Ela ergueu o olhar para ele, lutando com seus sentidos aturdidos e a necessidade de seu beijo quando sentiu que o ar frio encontrava a carne nua de seu estômago. Tirava-lhe sua camisa, levantando-a devagar enquanto sua língua acariciava seus lábios e o gosto de canela e açúcar moreno a tentava.
- Harry. - Ela tremia, seus seios tão inchados, tão sensíveis que o pensamento dele tocando-os roubava-lhe o fôlego. Nunca tinha sentido excitação tão intensa ou prazer tão aceso.
- Sim, carinho? - O grunhido faminto debilitou seus joelhos quando ela sentiu o levantamento da camisa devagar sobre o material de seu sutiã.
- Me beije. - Suas mãos ainda agarravam seus antebraços, justo quando eles se elevaram, suas mãos levantaram seus braços antes de tirar o material de sua camisa sobre sua cabeça.
- Vou fazê-lo. - Ele beliscou em seus lábios - Prometo-o. Mas fique quieta. Quero que sinta isto primeiro. Quero que saiba. Que saiba que o precisa e que tem fome disso, antes que eu te beije.
- Você me beijou ontem à noite. - Ela ofegou bruscamente quando ele agarrou suas mãos e as levantou, sustentando seus pulsos em uma mão e as esticando acima de sua cabeça enquanto a outra abria o fecho de seu sutiã - Harry. - Ela lutava para respirar quando sentiu separar o material e a renda roçando contra seus mamilos sensíveis. Ele levantou o olhar para ela com olhos estreitados.
- Um beijo. - grunhiu ele, baixando sua cabeça - Isto é só um beijo.

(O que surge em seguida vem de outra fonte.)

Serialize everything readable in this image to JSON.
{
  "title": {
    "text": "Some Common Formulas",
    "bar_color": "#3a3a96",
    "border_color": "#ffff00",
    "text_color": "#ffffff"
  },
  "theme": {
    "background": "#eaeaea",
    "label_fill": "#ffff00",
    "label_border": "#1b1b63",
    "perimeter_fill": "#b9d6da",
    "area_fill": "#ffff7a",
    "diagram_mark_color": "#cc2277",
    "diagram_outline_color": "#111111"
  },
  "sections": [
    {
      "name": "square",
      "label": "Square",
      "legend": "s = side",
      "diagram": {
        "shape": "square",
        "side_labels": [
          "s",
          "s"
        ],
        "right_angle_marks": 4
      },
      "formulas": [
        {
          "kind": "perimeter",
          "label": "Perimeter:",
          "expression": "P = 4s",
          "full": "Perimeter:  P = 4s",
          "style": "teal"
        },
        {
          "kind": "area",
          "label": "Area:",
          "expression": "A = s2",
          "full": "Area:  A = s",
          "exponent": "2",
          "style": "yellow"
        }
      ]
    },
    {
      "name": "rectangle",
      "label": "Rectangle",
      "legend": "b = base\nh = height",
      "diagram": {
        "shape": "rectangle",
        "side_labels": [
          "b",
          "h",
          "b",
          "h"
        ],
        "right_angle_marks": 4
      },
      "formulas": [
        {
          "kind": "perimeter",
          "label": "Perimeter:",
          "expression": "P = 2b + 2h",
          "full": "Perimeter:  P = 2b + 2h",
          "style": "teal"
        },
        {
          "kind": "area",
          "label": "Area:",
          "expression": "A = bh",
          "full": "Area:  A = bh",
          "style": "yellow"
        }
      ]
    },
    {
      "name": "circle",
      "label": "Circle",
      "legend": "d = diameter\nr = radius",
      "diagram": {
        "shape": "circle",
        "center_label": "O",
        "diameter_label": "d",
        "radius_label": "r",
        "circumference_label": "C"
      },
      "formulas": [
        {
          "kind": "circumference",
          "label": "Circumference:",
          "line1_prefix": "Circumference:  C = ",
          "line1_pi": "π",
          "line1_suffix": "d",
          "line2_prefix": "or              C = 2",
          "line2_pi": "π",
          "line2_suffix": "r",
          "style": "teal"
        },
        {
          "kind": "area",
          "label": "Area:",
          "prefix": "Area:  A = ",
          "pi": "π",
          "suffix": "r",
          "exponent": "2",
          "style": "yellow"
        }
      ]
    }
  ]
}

Ele alisou o material dos montículos inchados, assegurando-se de raspá-lo sobre as pontas ardentes de seus mamilos enquanto ela gritava pela sensação. Malvadas ferroadas de fogo que dispararam das pontas acaloradas de seu corpo, roubando seu fôlego, sua mente, enquanto ela tremia pela carícia. Seus olhos se fecharam, seu corpo se sacudia pela sobrecarga sensorial enquanto sentia o sussurro de seu fôlego sobre as pontas.
- Tão linda. - Sua voz era tão escura e aveludada como a meia-noite, áspera e sensual - O rosado mais suave no mundo. Inocente rosado. É virgem, Hermione?
Ela sacudiu sua cabeça desesperadamente.
- Graças a Deus por isso. - Sua voz ressonou com o alívio, com uma fome erótica que lhe roubou o fôlego - Porque não sei se teria o controle para possuí-la como merece se fosse tão inocente. E Deus sabe que me mataria se lhe fizesse algum mal.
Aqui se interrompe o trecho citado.